Lucrèce Borgia, l’atout cœur du Pape
Mariée trois fois, Lucrèce Borgia doit sa sordide réputation à son père, Alexandre VI, et son frère César qui l’ont utilisée comme instrument diplomatique. Ce vendredi à 22h35, La Une diffuse une pièce de théâtre inspirée de sa destinée, enregisrée à l’abbaye de Villers-la-Ville.
Dans la sulfureuse famille Borgia, qui a défrayé la chronique dans l’Italie de la Renaissance, donnez-moi la fille ! D’une grande beauté, très intelligente et protectrice des arts, Lucrèce Borgia est une femme de pouvoir, dont le nom est pourtant associé à l’adultère, l’inceste, la violence et le crime.
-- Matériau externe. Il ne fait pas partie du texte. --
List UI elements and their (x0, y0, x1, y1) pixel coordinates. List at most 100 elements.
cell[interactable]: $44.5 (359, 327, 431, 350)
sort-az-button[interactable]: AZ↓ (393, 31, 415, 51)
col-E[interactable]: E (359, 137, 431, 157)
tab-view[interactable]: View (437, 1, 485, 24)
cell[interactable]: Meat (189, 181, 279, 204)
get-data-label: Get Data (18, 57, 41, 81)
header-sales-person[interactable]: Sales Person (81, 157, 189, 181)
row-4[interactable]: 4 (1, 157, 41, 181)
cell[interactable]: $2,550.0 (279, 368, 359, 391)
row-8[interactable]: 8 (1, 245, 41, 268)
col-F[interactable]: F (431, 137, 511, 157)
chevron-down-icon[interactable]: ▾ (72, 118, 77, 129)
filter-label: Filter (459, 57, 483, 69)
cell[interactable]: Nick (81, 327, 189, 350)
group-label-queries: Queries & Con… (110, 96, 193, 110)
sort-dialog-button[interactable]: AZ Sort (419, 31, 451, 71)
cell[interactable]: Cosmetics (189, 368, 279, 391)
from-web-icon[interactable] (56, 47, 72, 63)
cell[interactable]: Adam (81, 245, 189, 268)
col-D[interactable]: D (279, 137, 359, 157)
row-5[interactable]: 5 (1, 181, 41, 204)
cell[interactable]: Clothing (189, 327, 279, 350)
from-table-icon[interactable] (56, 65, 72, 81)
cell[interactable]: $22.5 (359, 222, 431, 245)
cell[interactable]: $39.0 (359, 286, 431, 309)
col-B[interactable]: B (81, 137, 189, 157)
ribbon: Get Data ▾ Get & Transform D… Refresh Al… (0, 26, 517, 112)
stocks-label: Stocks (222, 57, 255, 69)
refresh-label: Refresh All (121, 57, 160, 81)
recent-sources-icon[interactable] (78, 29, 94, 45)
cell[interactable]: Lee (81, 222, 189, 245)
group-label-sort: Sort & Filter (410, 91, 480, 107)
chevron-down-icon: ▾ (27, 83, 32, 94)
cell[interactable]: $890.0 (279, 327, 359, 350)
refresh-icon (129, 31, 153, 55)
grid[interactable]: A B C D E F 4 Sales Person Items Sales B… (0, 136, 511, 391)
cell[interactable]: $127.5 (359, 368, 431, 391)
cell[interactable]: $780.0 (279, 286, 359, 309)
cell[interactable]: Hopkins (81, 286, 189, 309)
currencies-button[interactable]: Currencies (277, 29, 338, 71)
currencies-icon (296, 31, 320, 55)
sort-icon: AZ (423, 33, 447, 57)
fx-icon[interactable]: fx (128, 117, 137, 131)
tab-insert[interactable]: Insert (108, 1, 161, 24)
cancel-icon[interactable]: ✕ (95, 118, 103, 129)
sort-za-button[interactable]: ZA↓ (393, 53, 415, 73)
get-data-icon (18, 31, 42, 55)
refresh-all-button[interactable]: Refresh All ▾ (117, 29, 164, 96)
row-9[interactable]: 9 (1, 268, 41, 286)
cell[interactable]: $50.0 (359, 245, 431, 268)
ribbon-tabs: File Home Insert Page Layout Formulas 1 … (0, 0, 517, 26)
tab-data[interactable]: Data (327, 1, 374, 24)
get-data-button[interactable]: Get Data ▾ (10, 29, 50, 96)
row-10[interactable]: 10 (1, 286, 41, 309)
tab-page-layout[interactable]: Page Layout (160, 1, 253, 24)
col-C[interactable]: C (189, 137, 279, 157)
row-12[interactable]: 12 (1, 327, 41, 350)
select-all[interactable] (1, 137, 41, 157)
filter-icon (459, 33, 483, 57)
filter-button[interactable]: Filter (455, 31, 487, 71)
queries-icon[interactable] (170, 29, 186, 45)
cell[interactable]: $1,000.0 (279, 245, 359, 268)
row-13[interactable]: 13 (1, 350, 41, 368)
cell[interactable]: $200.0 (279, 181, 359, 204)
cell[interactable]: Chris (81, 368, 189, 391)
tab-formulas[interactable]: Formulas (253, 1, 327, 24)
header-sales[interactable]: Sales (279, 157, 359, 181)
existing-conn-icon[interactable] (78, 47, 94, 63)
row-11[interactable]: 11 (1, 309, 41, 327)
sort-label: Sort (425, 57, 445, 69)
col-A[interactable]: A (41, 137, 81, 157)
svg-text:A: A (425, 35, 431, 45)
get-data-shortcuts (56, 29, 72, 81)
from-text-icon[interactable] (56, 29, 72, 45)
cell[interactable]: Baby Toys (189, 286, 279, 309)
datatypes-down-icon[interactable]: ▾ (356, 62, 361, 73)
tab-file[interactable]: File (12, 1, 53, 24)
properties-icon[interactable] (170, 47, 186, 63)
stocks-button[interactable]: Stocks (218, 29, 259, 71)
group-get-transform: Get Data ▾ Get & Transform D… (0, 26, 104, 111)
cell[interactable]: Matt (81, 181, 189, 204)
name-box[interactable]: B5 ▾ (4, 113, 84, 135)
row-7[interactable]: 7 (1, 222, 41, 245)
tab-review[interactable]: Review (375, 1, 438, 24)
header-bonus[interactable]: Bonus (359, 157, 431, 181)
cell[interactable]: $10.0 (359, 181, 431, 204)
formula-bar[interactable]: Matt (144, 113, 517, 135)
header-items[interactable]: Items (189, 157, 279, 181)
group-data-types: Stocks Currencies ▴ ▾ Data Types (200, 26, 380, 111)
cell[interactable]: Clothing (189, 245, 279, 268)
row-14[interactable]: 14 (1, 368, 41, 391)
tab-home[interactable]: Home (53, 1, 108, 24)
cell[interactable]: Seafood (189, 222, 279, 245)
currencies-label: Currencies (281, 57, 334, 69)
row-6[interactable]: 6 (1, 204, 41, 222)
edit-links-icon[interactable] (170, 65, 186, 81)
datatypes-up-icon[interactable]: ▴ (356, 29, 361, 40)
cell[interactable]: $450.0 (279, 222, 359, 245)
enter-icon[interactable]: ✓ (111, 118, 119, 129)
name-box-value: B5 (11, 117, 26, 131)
Une légende noire véhiculée par les ennemis de la famille, les chroniqueurs et Victor Hugo, dont la pièce, captée à l’Abbaye de Villers-la-Ville, est diffusée vendredi sur La Une.
Née en 1480, Lucrèce est la fille illégitime du cardinal Rodrigue Borgia (dont la famille est originaire d’Espagne) et de sa maîtresse Vanozza Cattanei. Elle reçoit une excellente éducation au sein du couvent dominicain San Sisto de Rome. Elle y étudie les langues, la musique, le dessin et la philosophie, avant de rejoindre son père, devenu le pape Alexandre VI. La maison pontificale ayant les mêmes préoccupations que les autres maisons princières de l’époque, «de spectatrice des luttes d’influence et de pouvoir, elle devient protagoniste des ambitions de son clan et un atout dans le jeu politique de son père», écrit Olivier Tosseri dans «Lucrèce Borgia, l’innocente fille du pape» (Historia).
Mariée à 13 ans
Ainsi, à l’âge de 13 ans, la jeune fille se voit contrainte d’épouser Giovanni Sforza, dont la famille règne sur le duché de Milan. Le mariage n’est pas heureux et, entre-temps, les intérêts politiques du Vatican ont évolué. Prétextant la non-consommation de l’union, Alexandre VI fait annuler le mariage et oblige l’époux éconduit à faire aveu d’impuissance.
Alors qu’à peine quatre mois plus tard, Lucrèce accouche d’un garçon (dont le père est tué par César Borgia et jeté dans le Tibre), Sforza, vexé, fait courir le bruit de rapports incestueux entre son ex-épouse, son frère et même son père ! Quoi qu’il en soit, le Pape a alors le champ libre pour proposer sa fille à Alphonse d’Aragon, fils du roi de Naples. En 1498, Lucrèce dit oui à ce nouvel époux, jeune, intelligent et surtout beau comme un dieu. Mais le bonheur est de courte durée : deux ans plus tard, après un énième retournement politique, ce mari napolitain, devenu un handicap pour le Pape désormais allié à la France, est la cible d’un double attentat, orchestré par César Borgia.
Mécène à Ferrare
Divorcée et veuve, la princesse, lassée des intrigues de sa famille, souhaite quitter le Vatican. Alors, quand, en 1501, son père lui propose un troisième mariage avec Alphonse d’Este, duc de Ferrare, elle accepte, voyant peut-être dans cette nouvelle union une occasion inespérée d’enfin s’éloigner de Rome et de l’emprise paternelle. Dans son duché du nord de l’Italie, la duchesse de Ferrare entame une nouvelle vie et peut enfin consacrer tout son temps à sa passion, les arts. Elle accueille à sa cour de grands talents de la Renaissance – notamment des poètes et des peintres – et fait de Ferrare l’un des grands centres artistiques d’Europe.
En 1519, au terme d’une neuvième grossesse, Lucrèce meurt, à 39 ans, d’une septicémie. Après avoir été la première victime de l’univers impitoyable des Borgia, elle est décriée par la postérité qui retient d’elle l’image d’une femme machiavélique, dépravée et criminelle. Pourtant, aujourd’hui, les historiens tentent de redorer le blason de cette princesse, désormais vue comme l’une des plus érudites et des plus humanistes de son temps, qui a fait rayonner le duché de Ferrare durant la moitié de sa vie.